O Jornal da Adufrj destacou ainda outra informação relevante sobre a suposta carreira militar do novo ministro. “De acordo com o perfil publicado pela assessoria do MEC, o novo ministro também seria oficial da reserva da Marinha. Mas Decotelli passou apenas dois anos na Escola de Formação de Oficiais para a Reserva da Marinha (EFORM). Não se trata, portanto, de um oficial de carreira que entrou para a reserva, como faz supor o texto do ministério, mas de alguém formado para a reserva em baixa patente. Como os jovens que procuram algum estabelecimento de ensino militar para substituir o serviço militar obrigatório”.

Assim, Decotelli mostrou ser uma completa fraude, comprometendo a imagem simpática que parte da mídia tentava colar nele. O governo avisou que sua posse no cargo foi adiada. “As três revelações — primeiro a da mentira sobre o doutorado, segundo a do plágio no mestrado, e a última sobre o caráter fictício do pós-doutorado — são suficientes para desqualificá-lo para o cargo”, considera o professor Marcos Barbosa de Oliveira, da Faculdade de Filosofia, Letras e Ciências Humanas (FFLCH). “Como ainda não tomou posse, isso facilita a opção por um nome alternativo. De preferência um não militar”, disse ao Informativo Adusp.
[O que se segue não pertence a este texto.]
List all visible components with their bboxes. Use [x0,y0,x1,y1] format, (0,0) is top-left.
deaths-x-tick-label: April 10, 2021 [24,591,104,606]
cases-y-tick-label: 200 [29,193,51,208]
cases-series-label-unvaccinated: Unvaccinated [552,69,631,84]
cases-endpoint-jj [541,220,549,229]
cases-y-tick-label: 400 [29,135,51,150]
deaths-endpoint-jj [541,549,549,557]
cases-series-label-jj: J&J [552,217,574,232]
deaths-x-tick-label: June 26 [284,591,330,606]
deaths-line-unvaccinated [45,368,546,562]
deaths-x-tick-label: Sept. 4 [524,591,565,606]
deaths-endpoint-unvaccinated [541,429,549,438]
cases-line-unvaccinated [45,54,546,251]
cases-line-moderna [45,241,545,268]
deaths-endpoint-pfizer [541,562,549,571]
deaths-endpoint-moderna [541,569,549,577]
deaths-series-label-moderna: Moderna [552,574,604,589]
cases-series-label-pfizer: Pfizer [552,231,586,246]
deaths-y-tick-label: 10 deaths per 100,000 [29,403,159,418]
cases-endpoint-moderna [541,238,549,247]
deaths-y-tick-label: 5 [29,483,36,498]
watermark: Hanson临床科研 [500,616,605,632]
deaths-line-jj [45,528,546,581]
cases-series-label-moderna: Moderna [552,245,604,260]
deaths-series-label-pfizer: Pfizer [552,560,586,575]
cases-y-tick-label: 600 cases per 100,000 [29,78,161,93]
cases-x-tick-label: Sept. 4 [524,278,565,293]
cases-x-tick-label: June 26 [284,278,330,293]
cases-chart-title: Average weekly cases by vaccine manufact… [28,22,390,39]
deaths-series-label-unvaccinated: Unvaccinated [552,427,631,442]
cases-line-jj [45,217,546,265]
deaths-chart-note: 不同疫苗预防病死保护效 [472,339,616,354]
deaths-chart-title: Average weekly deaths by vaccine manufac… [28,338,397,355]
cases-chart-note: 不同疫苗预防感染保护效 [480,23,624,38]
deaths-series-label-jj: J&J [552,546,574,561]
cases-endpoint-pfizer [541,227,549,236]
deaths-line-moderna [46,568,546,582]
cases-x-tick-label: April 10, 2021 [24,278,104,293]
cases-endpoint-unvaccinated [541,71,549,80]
“É lamentável que o Presidente insista em escolher para o cargo de Ministro da Educação pessoas que não representam a enorme comunidade de educadores do país, nem os interesses da população. Há um indisfarçável desprezo pela educação e por toda a comunidade que trabalha neste setor. Isto é o contrário daquilo que um governo deve fazer e causa danos que persistirão por longo tempo”, declara o professor Antonio Almeida, da Escola Superior de Agricultura Luiz de Queiroz (Esalq). “No Brasil, não há escassez de pessoas competentes que podem assumir o cargo de ministro e fazer avançar a educação. Portanto, estas escolhas são intencionais e maldosas, visando destruir o que foi conquistado com muito trabalho e sacrifício. Trata-se de um acintoso deboche contra o povo brasileiro”.
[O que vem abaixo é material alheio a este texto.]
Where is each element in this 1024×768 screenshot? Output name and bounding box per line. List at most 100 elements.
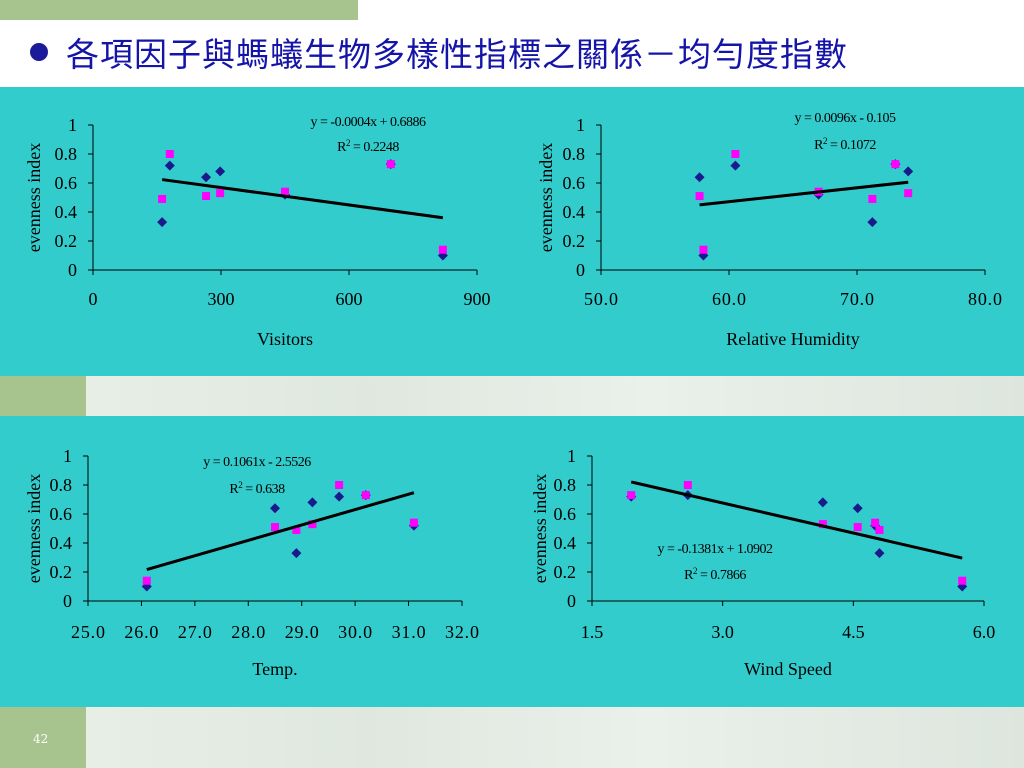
x-tick-label: 32.0 [445,622,479,642]
r-squared-label: R2 = 0.7866 [684,566,746,583]
data-point-diamond [270,503,280,514]
data-point-square [308,520,317,529]
x-tick-label: 31.0 [392,622,426,642]
trendline-equation: y = -0.1381x + 1.0902 [658,542,773,557]
data-point-diamond [164,160,175,171]
y-tick-label: 1 [576,115,585,135]
y-tick-label: 0.8 [563,144,586,164]
decorative-footer-strip [86,707,1024,768]
x-axis-title: Visitors [257,329,313,349]
x-tick-label: 28.0 [231,622,265,642]
data-point-square [871,518,880,527]
y-axis-title: evenness index [530,474,550,583]
chart-wind-speed: 0 0.2 0.4 0.6 0.8 1 1.5 3.0 4.5 6.0 Wind Speed even… [530,446,996,679]
data-point-square [695,192,704,201]
data-point-diamond [307,497,318,508]
slide-title: 各項因子與螞蟻生物多樣性指標之關係－均勻度指數 [66,35,848,74]
data-point-square [438,245,447,254]
data-point-square [158,194,167,203]
y-axis-title: evenness index [24,143,44,252]
y-tick-label: 0 [576,260,585,280]
y-tick-label: 0 [63,591,72,611]
chart-panel-top: 0 0.2 0.4 0.6 0.8 1 0 300 600 900 Visitors evenness… [0,87,1024,376]
data-point-square [216,189,225,198]
x-tick-label: 50.0 [584,289,618,309]
data-point-square [386,160,395,169]
y-tick-label: 0.6 [554,504,577,524]
data-point-square [202,192,211,201]
y-tick-label: 1 [63,446,72,466]
data-point-square [165,150,174,158]
y-tick-label: 0.2 [55,231,78,251]
trendline [146,491,415,572]
data-point-square [818,520,827,529]
x-tick-label: 300 [208,289,235,309]
y-tick-label: 0.4 [55,202,78,222]
trendline-equation: y = 0.0096x - 0.105 [794,111,896,126]
y-tick-label: 0.8 [554,475,577,495]
data-point-square [142,576,151,585]
y-tick-label: 0.2 [554,562,577,582]
data-point-square [292,525,301,534]
y-axis-title: evenness index [536,143,556,252]
trendline [699,180,909,207]
data-point-square [904,189,913,198]
title-row: 各項因子與螞蟻生物多樣性指標之關係－均勻度指數 [0,22,1024,82]
left-accent-strip-middle [0,376,86,416]
left-accent-strip-bottom [0,707,86,768]
bullet-icon [30,43,48,61]
x-tick-label: 4.5 [842,622,865,642]
x-tick-label: 0 [89,289,98,309]
data-point-diamond [157,217,168,228]
data-point-square [627,491,636,500]
y-tick-label: 0.8 [50,475,73,495]
y-axis-title: evenness index [24,474,44,583]
data-point-diamond [215,166,226,177]
x-tick-label: 80.0 [968,289,1002,309]
y-tick-label: 0.4 [563,202,586,222]
x-axis-title: Wind Speed [744,659,832,679]
x-tick-label: 600 [336,289,363,309]
y-tick-label: 0.6 [563,173,586,193]
data-point-diamond [852,503,863,514]
page-number: 42 [33,732,49,746]
data-point-diamond [874,548,885,559]
x-tick-label: 60.0 [712,289,746,309]
data-point-diamond [817,497,828,508]
data-point-diamond [291,548,302,559]
data-point-diamond [694,172,705,183]
data-point-square [958,576,967,585]
y-tick-label: 1 [567,446,576,466]
x-tick-label: 25.0 [71,622,105,642]
y-tick-label: 0.8 [55,144,78,164]
y-tick-label: 0 [567,591,576,611]
top-accent-bar [0,0,358,20]
data-point-diamond [334,491,345,502]
data-point-square [853,523,862,532]
r-squared-label: R2 = 0.1072 [814,136,876,153]
data-point-square [281,187,289,196]
y-tick-label: 0.4 [554,533,577,553]
data-point-diamond [201,172,212,183]
data-point-square [409,518,418,527]
x-tick-label: 70.0 [840,289,874,309]
data-point-square [875,525,884,534]
data-point-square [271,523,279,532]
y-tick-label: 0.4 [50,533,73,553]
y-tick-label: 1 [68,115,77,135]
x-tick-label: 1.5 [581,622,604,642]
trendline [161,178,444,220]
x-tick-label: 29.0 [285,622,319,642]
x-tick-label: 6.0 [973,622,996,642]
y-tick-label: 0.6 [50,504,73,524]
y-tick-label: 0.6 [55,173,78,193]
chart-relative-humidity: 0 0.2 0.4 0.6 0.8 1 50.0 60.0 70.0 80.0 Relative H… [536,111,1002,349]
y-tick-label: 0.2 [50,562,73,582]
y-tick-label: 0 [68,260,77,280]
decorative-strip [86,376,1024,416]
x-axis-title: Relative Humidity [726,329,859,349]
r-squared-label: R2 = 0.2248 [337,138,399,155]
chart-visitors: 0 0.2 0.4 0.6 0.8 1 0 300 600 900 Visitors evenness… [24,115,491,349]
data-point-square [699,245,708,254]
data-point-square [731,150,740,158]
No entender do professor Bruno Gualano, da Faculdade de Medicina (FM), a indicação de Decotelli para o MEC causa espécie, “pelo seu distanciamento de qualquer assunto que remeta à pasta”. “Sua atividade docente e profissional, em colaboração com Paulo Guedes, é confinada aos temas do mercado e das finanças, o que nos faz questionar sua capacidade para gerir um Ministério de tamanha envergadura e com propósitos tão estranhos à sua alçada”. Para ele, as fraudes apontadas no currículo de Decotelli, “que prontamente geraram desmentidos de instituições acadêmicas internacionais, entram na conta do governo, que por sua recorrente incompetência e seu afã de destruição embaraça o País e o deixa à deriva em duas das mais importantes áreas estratégicas – Educação e Saúde”. Cada vez será mais difícil, acrescenta, “encontrar algum especialista de notório saber disposto a rifar seu currículo em prol deste governo”.
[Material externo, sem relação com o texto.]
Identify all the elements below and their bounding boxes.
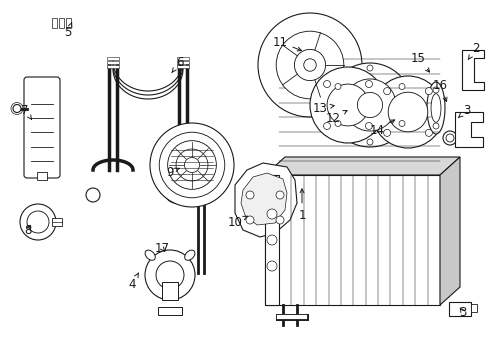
- Polygon shape: [241, 173, 286, 225]
- Circle shape: [309, 67, 385, 143]
- Circle shape: [383, 87, 390, 95]
- Circle shape: [176, 149, 207, 181]
- Circle shape: [432, 87, 438, 93]
- Circle shape: [425, 129, 431, 136]
- Bar: [264, 175, 279, 305]
- Bar: [107, 57, 119, 60]
- Bar: [264, 175, 439, 305]
- Text: 17: 17: [154, 242, 169, 255]
- Circle shape: [326, 84, 368, 126]
- Circle shape: [275, 191, 284, 199]
- Text: 13: 13: [312, 102, 333, 114]
- Bar: [37, 172, 47, 180]
- Text: 3: 3: [457, 104, 470, 118]
- Circle shape: [86, 188, 100, 202]
- Circle shape: [150, 123, 234, 207]
- Circle shape: [343, 79, 395, 131]
- Circle shape: [276, 31, 343, 99]
- Circle shape: [432, 123, 438, 129]
- Polygon shape: [454, 112, 482, 147]
- Bar: [107, 65, 119, 68]
- Circle shape: [366, 65, 372, 71]
- Circle shape: [387, 92, 427, 132]
- Circle shape: [327, 63, 411, 147]
- Circle shape: [442, 131, 456, 145]
- Text: 9: 9: [166, 166, 179, 179]
- Circle shape: [366, 139, 372, 145]
- Circle shape: [323, 122, 330, 130]
- Circle shape: [294, 49, 325, 81]
- Circle shape: [425, 87, 431, 95]
- Circle shape: [13, 104, 21, 112]
- Text: 14: 14: [369, 120, 394, 136]
- Text: 10: 10: [227, 216, 247, 229]
- Circle shape: [398, 121, 404, 126]
- Circle shape: [20, 204, 56, 240]
- Circle shape: [145, 250, 195, 300]
- Text: 3: 3: [458, 306, 466, 319]
- Ellipse shape: [426, 82, 444, 134]
- Text: 12: 12: [325, 111, 346, 125]
- Bar: [158, 307, 182, 315]
- Circle shape: [357, 93, 382, 118]
- Circle shape: [184, 157, 199, 172]
- Polygon shape: [461, 50, 483, 90]
- Bar: [107, 61, 119, 64]
- Polygon shape: [235, 163, 296, 237]
- FancyBboxPatch shape: [24, 77, 60, 178]
- Text: 15: 15: [410, 51, 428, 72]
- Bar: [52, 18, 57, 28]
- Bar: [448, 302, 470, 316]
- Circle shape: [383, 129, 390, 136]
- Circle shape: [266, 235, 276, 245]
- Bar: [177, 61, 189, 64]
- Circle shape: [334, 84, 340, 90]
- Ellipse shape: [145, 250, 155, 260]
- Bar: [177, 65, 189, 68]
- Circle shape: [159, 132, 224, 198]
- Circle shape: [156, 261, 183, 289]
- Bar: [59, 18, 64, 28]
- Text: 5: 5: [64, 23, 72, 39]
- Polygon shape: [264, 157, 459, 175]
- Circle shape: [445, 134, 453, 142]
- Text: 2: 2: [468, 41, 479, 60]
- Polygon shape: [439, 157, 459, 305]
- Circle shape: [275, 216, 284, 224]
- Text: 16: 16: [431, 78, 447, 102]
- Bar: [66, 18, 71, 28]
- Circle shape: [365, 81, 372, 87]
- Circle shape: [245, 216, 253, 224]
- Circle shape: [398, 84, 404, 90]
- Circle shape: [334, 121, 340, 126]
- Circle shape: [266, 261, 276, 271]
- Text: 1: 1: [298, 189, 305, 221]
- Bar: [470, 304, 476, 312]
- Circle shape: [371, 76, 443, 148]
- Circle shape: [266, 209, 276, 219]
- Ellipse shape: [184, 250, 195, 260]
- Text: 4: 4: [128, 273, 138, 292]
- Circle shape: [365, 122, 372, 130]
- Text: 11: 11: [272, 36, 301, 51]
- Bar: [177, 57, 189, 60]
- Bar: [52, 218, 62, 226]
- Circle shape: [303, 59, 316, 71]
- Bar: [162, 282, 178, 300]
- Text: 7: 7: [21, 104, 32, 120]
- Circle shape: [167, 141, 216, 189]
- Text: 8: 8: [24, 224, 32, 237]
- Ellipse shape: [430, 94, 440, 122]
- Circle shape: [27, 211, 49, 233]
- Circle shape: [323, 81, 330, 87]
- Text: 6: 6: [171, 55, 183, 73]
- Circle shape: [245, 191, 253, 199]
- Circle shape: [258, 13, 361, 117]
“As pessoas têm se concentrado na falta de honestidade acadêmica por parte do possível ocupante do cargo de ministro da educação. Mas é também muito importante verificar se essa pessoa foi remunerada como doutor por alguma instituição. Se isso ocorreu, é muito grave”, adverte o professor Otaviano Helene, do Instituto de Física (IF) e ex-presidente do INEP. “Igualmente grave é se ele, nas avaliações feitas pelo MEC/INEP, que consideram a titulação dos docentes como critério essencial, constava como doutor. Ambos os casos são gravíssimos e mostram o total desrespeito que os atuais ocupantes do governo federal, presidente e ministros, têm pelo povo brasileiro e pela educação em particular”.